Tahj Holden has been part of the NCAA’s amateur experience on the court and off. He played on the University of Maryland’s 2002 championship basketball team. He was also on the Atlantic Coast Conference’s Student Athlete Advisory Committee, which reports on the student-athlete experience and offers advice on the rules governing their status as amateur athletes. “Athletes basically work two full-time jobs -- sports and academics,” he said. “They should be paid for their labor.”

The fact that many athletes already receive scholarships is irrelevant, Holden said. “I hate the argument that athletes get room and board and that should be good enough. [Students who] receive academic scholarships get the same benefits, yet they aren’t required to travel and practice like the athletes.”

A typical day for a student-athlete consists of hours of practice, schoolwork and, in many cases, community service. For example, he or she wakes up and gets to the gym by 6:30 a.m. to lift weights. Next are classes from 8 a.m. to 2:30 p.m. Then practice from 3:30 p.m. to 6 p.m. and mandatory study hall from 8 p.m. to 1 a.m. Wake up and do it all again, perhaps without the weightlifting. And some college athletes do community work in their spare time.

On top of that, athletes are much more scrutinized by the media and have much more to lose than an ordinary student if they get caught engaging in misconduct or breaking NCAA rules.

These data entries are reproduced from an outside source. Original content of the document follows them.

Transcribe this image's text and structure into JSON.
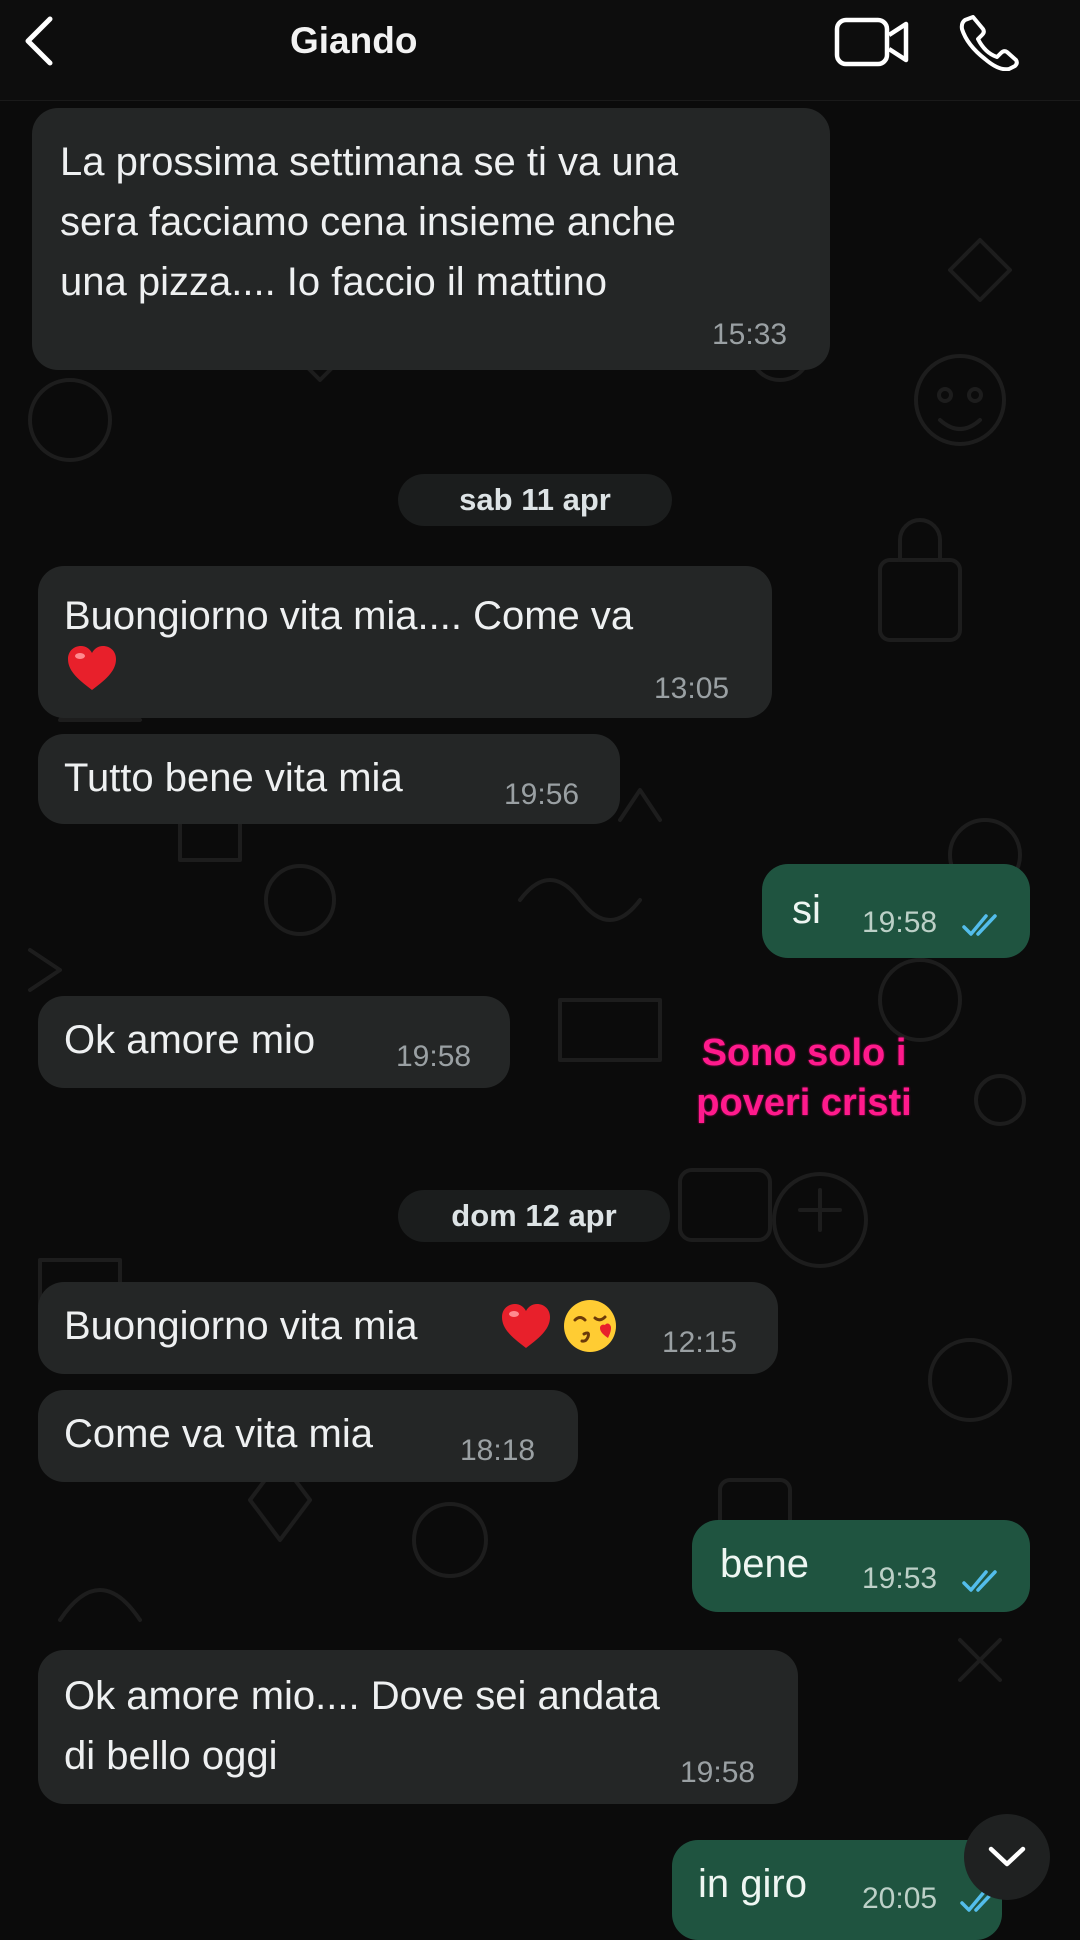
{
  "header": {
    "contact_name": "Giando",
    "back_icon": "chevron-left-icon",
    "video_icon": "video-camera-icon",
    "call_icon": "phone-icon"
  },
  "messages": [
    {
      "dir": "in",
      "lines": [
        "La prossima settimana se ti va una",
        "sera facciamo cena insieme anche",
        "una pizza.... Io faccio il mattino"
      ],
      "time": "15:33"
    },
    {
      "dir": "in",
      "lines": [
        "Buongiorno vita mia.... Come va",
        ""
      ],
      "emoji": "red-heart",
      "time": "13:05"
    },
    {
      "dir": "in",
      "lines": [
        "Tutto bene vita mia"
      ],
      "time": "19:56"
    },
    {
      "dir": "out",
      "lines": [
        "si"
      ],
      "time": "19:58",
      "status": "read"
    },
    {
      "dir": "in",
      "lines": [
        "Ok amore mio"
      ],
      "time": "19:58"
    },
    {
      "dir": "in",
      "lines": [
        "Buongiorno vita mia"
      ],
      "emoji": "red-heart, face-blowing-kiss",
      "time": "12:15"
    },
    {
      "dir": "in",
      "lines": [
        "Come va vita mia"
      ],
      "time": "18:18"
    },
    {
      "dir": "out",
      "lines": [
        "bene"
      ],
      "time": "19:53",
      "status": "read"
    },
    {
      "dir": "in",
      "lines": [
        "Ok amore mio.... Dove sei andata",
        "di bello oggi"
      ],
      "time": "19:58"
    },
    {
      "dir": "out",
      "lines": [
        "in giro"
      ],
      "time": "20:05",
      "status": "read"
    }
  ],
  "dates": [
    "sab 11 apr",
    "dom 12 apr"
  ],
  "sticker": {
    "lines": [
      "Sono solo i",
      "poveri cristi"
    ],
    "color": "#ff1a8c"
  },
  "colors": {
    "incoming": "#242626",
    "outgoing": "#1f5440",
    "read_ticks": "#53bdeb",
    "background": "#0b0b0b"
  },
  "scroll_button_icon": "chevron-down-icon"
}
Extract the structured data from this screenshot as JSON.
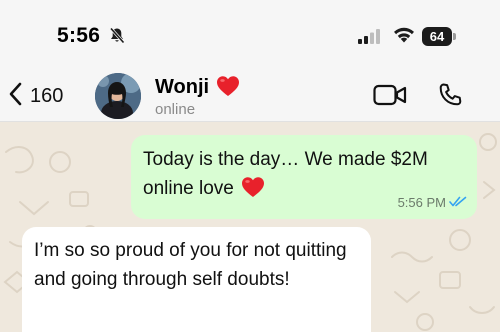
{
  "status_bar": {
    "time": "5:56",
    "battery": "64",
    "icons": [
      "bell-off-icon",
      "signal-icon",
      "wifi-icon",
      "battery-icon"
    ]
  },
  "header": {
    "back_count": "160",
    "contact_name": "Wonji",
    "contact_status": "online",
    "icons": [
      "chevron-left-icon",
      "heart-emoji",
      "video-call-icon",
      "phone-call-icon"
    ]
  },
  "messages": [
    {
      "direction": "outgoing",
      "text": "Today is the day… We made $2M online love",
      "emoji": "red-heart",
      "time": "5:56 PM",
      "status": "read"
    },
    {
      "direction": "incoming",
      "text": "I’m so so proud of you for not quitting and going through self doubts!"
    }
  ],
  "colors": {
    "chat_background": "#efe8dd",
    "outgoing_bubble": "#d9fdd3",
    "incoming_bubble": "#ffffff",
    "read_ticks": "#34a3f1",
    "heart": "#e8212b"
  }
}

For instance, if a player is caught receiving money under the table, NCAA penalties range from suspension to expulsion, with no hope of getting an athletic scholarship at another school.

Although paying college athletes is not a new idea, the awe-inspiring amounts of cash -- which shame the gross domestic products of some developing countries -- generated by their heroics now dictate that they receive something for their efforts.